With health-insurance premiums continuing their endless ascent, business owners are cutting back wherever they can. But at least one new item is being added to the benefits mix: long-term care insurance. Small companies now account for two-thirds of all employers offering such policies, according to the Health Care Insurance Association of America. The reason: Nearly a third of adult Americans provide some kind of care for an aging relative. By offering long-term care insurance now, employers can give staffers the peace of mind that they'll be taken care of in their golden years. Plus, it's one of the few inexpensive benefits left to offer.

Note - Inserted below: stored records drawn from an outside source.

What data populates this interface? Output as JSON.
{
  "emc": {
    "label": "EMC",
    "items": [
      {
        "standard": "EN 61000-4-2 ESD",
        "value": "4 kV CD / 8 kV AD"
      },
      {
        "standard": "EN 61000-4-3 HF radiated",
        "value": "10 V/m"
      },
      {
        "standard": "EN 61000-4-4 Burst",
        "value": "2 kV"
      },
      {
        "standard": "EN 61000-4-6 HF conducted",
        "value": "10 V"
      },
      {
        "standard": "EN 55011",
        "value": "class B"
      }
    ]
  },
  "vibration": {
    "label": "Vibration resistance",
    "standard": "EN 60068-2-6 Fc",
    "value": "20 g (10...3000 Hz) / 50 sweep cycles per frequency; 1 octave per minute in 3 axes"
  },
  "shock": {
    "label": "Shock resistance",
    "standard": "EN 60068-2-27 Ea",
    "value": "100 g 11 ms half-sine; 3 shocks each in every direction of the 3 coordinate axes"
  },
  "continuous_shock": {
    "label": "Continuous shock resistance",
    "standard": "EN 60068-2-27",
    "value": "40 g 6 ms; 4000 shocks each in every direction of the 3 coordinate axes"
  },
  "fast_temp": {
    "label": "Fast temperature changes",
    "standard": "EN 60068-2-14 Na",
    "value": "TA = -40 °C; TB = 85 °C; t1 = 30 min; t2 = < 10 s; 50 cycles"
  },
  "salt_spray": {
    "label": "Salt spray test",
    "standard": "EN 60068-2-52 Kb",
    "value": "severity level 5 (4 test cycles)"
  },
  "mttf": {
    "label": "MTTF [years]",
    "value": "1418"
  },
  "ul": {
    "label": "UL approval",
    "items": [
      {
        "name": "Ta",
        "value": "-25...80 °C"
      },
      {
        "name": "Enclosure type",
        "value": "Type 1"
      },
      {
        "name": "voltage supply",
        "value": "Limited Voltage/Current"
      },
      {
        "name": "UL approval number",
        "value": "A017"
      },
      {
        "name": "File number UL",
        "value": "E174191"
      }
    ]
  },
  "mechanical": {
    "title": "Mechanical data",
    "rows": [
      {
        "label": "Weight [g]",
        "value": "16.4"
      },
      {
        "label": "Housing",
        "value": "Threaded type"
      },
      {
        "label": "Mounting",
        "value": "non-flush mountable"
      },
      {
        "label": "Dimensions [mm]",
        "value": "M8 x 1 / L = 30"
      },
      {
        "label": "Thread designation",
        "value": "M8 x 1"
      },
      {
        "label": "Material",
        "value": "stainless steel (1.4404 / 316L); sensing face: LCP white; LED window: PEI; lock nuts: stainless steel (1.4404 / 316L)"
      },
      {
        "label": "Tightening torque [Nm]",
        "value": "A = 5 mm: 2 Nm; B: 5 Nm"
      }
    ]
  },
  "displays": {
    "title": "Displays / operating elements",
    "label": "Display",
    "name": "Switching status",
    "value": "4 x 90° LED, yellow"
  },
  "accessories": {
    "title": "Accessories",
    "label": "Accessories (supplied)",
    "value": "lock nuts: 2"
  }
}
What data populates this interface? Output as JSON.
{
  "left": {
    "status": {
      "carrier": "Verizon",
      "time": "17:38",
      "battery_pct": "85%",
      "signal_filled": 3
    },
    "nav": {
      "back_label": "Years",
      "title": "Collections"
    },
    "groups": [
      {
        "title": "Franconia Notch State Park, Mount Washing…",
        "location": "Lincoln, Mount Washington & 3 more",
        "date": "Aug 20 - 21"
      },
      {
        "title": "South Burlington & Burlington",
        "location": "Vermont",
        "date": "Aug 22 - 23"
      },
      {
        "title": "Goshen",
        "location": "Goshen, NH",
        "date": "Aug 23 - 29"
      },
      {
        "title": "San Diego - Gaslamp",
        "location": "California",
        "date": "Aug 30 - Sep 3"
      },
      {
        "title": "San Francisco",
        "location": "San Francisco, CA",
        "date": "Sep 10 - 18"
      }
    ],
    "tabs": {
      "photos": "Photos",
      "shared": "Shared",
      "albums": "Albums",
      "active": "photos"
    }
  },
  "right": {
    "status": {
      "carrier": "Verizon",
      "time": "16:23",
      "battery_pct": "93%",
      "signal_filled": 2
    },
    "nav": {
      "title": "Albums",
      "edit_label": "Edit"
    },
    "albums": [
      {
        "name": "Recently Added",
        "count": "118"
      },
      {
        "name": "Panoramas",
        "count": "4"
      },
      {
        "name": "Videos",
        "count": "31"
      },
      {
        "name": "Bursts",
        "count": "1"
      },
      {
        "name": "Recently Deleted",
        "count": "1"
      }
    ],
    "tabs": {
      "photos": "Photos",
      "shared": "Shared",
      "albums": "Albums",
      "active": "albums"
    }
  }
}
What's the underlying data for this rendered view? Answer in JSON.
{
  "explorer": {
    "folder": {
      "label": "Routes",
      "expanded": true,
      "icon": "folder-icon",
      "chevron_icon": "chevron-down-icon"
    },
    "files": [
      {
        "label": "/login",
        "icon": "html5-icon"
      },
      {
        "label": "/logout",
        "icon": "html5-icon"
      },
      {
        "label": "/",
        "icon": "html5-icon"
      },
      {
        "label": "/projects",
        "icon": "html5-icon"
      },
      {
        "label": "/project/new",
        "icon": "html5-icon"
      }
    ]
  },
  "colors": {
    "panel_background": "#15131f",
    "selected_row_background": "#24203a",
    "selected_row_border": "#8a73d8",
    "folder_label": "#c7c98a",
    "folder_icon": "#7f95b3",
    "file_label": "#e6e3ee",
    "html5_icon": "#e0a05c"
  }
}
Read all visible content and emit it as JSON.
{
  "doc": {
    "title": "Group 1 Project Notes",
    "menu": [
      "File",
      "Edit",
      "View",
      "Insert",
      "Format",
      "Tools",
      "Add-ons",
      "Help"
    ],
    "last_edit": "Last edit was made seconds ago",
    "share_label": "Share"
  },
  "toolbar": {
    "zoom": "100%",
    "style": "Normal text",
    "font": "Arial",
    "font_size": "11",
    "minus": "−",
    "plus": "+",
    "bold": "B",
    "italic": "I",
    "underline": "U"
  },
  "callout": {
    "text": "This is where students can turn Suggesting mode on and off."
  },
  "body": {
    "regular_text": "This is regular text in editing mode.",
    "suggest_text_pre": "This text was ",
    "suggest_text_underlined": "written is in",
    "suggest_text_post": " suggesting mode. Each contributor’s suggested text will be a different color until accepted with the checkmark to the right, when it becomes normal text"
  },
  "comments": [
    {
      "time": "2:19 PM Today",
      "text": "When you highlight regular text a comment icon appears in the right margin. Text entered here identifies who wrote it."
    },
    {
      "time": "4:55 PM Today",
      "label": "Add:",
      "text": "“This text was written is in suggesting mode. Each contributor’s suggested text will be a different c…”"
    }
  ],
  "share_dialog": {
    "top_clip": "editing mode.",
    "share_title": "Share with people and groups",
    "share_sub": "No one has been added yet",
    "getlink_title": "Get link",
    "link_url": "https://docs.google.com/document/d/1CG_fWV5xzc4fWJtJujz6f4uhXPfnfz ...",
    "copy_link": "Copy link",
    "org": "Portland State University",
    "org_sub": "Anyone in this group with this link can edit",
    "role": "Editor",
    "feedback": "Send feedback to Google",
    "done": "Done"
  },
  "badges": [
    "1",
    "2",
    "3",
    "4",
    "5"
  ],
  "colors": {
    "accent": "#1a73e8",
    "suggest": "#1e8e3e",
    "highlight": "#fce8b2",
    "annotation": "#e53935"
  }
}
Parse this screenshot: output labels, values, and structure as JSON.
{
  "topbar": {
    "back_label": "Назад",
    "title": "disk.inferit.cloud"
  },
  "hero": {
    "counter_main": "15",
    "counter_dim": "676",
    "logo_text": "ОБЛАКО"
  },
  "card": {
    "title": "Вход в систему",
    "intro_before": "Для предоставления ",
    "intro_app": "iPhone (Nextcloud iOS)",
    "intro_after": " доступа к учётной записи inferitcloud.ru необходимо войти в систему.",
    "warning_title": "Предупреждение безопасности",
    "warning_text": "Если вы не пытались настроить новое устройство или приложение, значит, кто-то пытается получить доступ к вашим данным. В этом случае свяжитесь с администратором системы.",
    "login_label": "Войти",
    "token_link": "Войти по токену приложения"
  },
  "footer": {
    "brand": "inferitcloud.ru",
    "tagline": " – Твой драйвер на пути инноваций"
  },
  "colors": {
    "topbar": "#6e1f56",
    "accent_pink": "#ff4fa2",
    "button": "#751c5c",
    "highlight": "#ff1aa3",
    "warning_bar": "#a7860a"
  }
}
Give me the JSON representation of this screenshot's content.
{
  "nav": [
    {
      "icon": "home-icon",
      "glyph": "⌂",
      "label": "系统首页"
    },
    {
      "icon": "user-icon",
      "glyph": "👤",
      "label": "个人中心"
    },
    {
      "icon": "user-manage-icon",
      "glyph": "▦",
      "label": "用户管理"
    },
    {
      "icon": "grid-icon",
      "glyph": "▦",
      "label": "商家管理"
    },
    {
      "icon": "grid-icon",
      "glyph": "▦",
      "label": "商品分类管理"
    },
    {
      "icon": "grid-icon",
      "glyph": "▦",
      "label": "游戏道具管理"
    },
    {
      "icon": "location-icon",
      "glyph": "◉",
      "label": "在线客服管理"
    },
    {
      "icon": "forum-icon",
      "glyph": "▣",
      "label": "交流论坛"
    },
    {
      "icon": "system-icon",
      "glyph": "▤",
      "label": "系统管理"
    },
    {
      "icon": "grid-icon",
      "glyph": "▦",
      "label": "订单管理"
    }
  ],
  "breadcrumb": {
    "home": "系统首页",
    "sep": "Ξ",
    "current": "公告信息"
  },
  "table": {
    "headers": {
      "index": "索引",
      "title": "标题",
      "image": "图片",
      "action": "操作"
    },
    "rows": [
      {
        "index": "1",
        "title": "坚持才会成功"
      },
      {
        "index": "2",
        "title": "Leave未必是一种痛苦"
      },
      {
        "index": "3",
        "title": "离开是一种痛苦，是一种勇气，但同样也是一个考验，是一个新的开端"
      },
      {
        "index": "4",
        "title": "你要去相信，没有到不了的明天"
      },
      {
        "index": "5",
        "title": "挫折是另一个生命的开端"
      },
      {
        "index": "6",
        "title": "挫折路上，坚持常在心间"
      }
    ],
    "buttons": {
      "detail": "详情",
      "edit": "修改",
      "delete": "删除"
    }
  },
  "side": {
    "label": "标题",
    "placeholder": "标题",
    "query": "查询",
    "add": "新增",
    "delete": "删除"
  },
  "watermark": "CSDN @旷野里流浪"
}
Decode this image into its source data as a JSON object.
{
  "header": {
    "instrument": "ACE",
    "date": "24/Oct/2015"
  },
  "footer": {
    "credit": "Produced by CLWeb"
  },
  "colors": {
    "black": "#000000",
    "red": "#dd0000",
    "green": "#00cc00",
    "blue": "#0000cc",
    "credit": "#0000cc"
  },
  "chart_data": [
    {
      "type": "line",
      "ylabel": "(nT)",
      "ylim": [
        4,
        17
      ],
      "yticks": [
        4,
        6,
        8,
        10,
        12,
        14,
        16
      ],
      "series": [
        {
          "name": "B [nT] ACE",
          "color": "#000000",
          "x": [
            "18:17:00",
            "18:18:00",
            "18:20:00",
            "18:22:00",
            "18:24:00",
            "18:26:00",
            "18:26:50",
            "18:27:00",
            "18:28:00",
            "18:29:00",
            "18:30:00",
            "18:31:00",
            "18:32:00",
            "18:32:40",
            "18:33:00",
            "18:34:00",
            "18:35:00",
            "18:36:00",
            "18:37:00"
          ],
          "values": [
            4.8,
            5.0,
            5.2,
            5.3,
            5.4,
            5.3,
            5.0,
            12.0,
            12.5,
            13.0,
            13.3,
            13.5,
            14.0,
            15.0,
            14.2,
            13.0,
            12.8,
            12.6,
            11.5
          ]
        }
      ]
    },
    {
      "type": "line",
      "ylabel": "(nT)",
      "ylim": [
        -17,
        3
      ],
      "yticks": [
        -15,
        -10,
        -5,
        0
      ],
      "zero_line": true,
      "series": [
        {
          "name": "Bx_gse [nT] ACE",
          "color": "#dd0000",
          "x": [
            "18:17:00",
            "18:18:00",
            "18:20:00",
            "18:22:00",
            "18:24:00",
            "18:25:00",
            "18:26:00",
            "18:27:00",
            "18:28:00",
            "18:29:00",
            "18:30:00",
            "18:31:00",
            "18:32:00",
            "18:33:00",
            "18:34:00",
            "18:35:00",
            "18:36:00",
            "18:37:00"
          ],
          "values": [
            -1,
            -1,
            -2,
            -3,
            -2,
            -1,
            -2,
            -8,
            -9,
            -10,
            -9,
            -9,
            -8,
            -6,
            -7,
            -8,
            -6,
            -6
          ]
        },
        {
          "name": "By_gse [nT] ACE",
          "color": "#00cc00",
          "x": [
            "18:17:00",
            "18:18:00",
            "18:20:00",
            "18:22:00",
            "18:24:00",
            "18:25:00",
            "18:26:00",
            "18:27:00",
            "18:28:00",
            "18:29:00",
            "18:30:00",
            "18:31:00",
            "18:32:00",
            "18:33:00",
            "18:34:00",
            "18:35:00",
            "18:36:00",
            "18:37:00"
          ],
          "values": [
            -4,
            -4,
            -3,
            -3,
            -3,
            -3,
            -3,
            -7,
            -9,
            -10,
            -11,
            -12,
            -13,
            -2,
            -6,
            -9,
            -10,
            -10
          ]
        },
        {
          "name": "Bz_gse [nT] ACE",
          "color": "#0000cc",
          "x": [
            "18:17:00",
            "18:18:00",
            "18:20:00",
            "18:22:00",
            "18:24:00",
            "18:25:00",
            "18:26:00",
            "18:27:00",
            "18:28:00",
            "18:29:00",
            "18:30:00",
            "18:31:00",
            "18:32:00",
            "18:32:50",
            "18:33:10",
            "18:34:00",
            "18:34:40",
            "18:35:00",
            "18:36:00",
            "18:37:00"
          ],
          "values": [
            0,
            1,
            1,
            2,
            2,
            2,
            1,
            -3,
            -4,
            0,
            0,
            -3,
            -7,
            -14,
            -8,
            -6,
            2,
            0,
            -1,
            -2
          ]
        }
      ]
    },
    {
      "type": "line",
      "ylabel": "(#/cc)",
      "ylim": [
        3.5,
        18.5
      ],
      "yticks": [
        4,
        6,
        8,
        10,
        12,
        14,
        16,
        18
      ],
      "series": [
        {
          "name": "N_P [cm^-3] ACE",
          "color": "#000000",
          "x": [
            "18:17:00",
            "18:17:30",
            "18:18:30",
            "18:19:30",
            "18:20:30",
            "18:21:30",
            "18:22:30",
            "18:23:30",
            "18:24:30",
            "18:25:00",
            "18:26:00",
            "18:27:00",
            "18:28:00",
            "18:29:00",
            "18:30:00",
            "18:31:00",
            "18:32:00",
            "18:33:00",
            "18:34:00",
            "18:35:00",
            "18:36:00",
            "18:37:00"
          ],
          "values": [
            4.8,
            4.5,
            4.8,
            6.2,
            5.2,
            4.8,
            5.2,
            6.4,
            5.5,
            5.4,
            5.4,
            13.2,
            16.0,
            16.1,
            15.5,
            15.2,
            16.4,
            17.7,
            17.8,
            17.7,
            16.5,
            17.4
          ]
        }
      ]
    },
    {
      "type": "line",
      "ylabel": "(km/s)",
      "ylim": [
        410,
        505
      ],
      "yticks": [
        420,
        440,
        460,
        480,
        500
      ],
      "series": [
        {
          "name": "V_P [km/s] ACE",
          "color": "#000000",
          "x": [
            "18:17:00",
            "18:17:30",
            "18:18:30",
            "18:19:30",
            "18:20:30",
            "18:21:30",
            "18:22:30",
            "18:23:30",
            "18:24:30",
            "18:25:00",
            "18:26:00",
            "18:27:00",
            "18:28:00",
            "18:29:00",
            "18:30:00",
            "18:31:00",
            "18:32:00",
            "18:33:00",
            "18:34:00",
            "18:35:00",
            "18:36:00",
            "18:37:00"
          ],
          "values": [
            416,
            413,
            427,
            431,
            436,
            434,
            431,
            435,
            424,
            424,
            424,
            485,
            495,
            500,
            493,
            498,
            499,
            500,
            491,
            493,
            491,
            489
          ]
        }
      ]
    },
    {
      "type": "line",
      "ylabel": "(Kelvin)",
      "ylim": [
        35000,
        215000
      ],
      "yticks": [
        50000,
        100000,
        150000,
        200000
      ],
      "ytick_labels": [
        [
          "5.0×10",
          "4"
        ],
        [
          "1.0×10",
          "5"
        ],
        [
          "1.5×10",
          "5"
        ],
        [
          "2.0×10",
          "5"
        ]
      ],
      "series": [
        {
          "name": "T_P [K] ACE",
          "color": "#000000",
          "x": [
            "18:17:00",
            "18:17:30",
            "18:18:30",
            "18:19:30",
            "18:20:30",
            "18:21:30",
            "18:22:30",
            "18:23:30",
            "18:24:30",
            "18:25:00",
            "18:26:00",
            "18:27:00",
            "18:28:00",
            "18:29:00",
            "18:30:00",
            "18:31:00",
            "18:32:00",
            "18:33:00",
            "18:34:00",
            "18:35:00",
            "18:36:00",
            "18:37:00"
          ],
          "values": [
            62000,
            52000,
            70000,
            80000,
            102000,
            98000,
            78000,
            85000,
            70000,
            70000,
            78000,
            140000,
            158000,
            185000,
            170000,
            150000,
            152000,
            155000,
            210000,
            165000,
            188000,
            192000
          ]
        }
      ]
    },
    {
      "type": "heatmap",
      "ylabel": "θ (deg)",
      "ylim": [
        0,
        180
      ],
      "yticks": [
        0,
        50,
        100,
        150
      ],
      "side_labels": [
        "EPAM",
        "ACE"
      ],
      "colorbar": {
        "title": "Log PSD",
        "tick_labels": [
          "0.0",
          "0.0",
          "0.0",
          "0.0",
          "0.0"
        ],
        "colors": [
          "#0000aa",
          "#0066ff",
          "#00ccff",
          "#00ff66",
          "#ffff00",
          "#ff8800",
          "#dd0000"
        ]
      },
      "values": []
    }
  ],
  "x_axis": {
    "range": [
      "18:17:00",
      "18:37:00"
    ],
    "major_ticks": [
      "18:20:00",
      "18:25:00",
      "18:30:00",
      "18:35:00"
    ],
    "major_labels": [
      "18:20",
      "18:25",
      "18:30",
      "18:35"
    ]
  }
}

Long-term care insurance covers all or part of the costs of a nursing home, assisted-living facility, or home-care aide for an employee or his or her family. The policies come in two basic flavors: group and individual. Larger companies -- say, those with more than 500 covered employees -- typically offer group policies, which are slightly less expensive but require more administrative work and limit the number of choices you can offer. Individual policies are a bit pricier but are more often the entrepreneur's choice. Not only does your broker help administer individual policies, but the individual plans allow you to offer more options.
As with any insurance policy, the costs vary according to a number of factors, such as how much of the premium you elect to pay and whether you're willing to pick up the tab for spouses and family members. (Keep in mind that any expenses are tax-deductible.) Most employers find that they can offer a 40-year-old employee $2,000 a month of long-term care coverage for as little as $125 a year. Some are paying even less. At Cobbs Allen & Hall, a Birmingham, Ala., insurance brokerage with 98 employees, full-timers receive an LTC plan that provides $1,000 a month toward a nursing home. The cost: just over $1 a month per employee. If employees want to add the more expensive home-care option, or add a family member to the plan, they pay the extra costs themselves. But no employee pays more than $6.10 a month for their own coverage, says payroll supervisor Teresa Sheppard. "It's a small price to pay," she says. And with the U.S. population aging, you can expect more small employers to start paying it. Says Joyce M. Roddock, a MetLife vice president in Westport, Conn.: "It's an issue for this decade that's as significant as child care was a decade or two ago."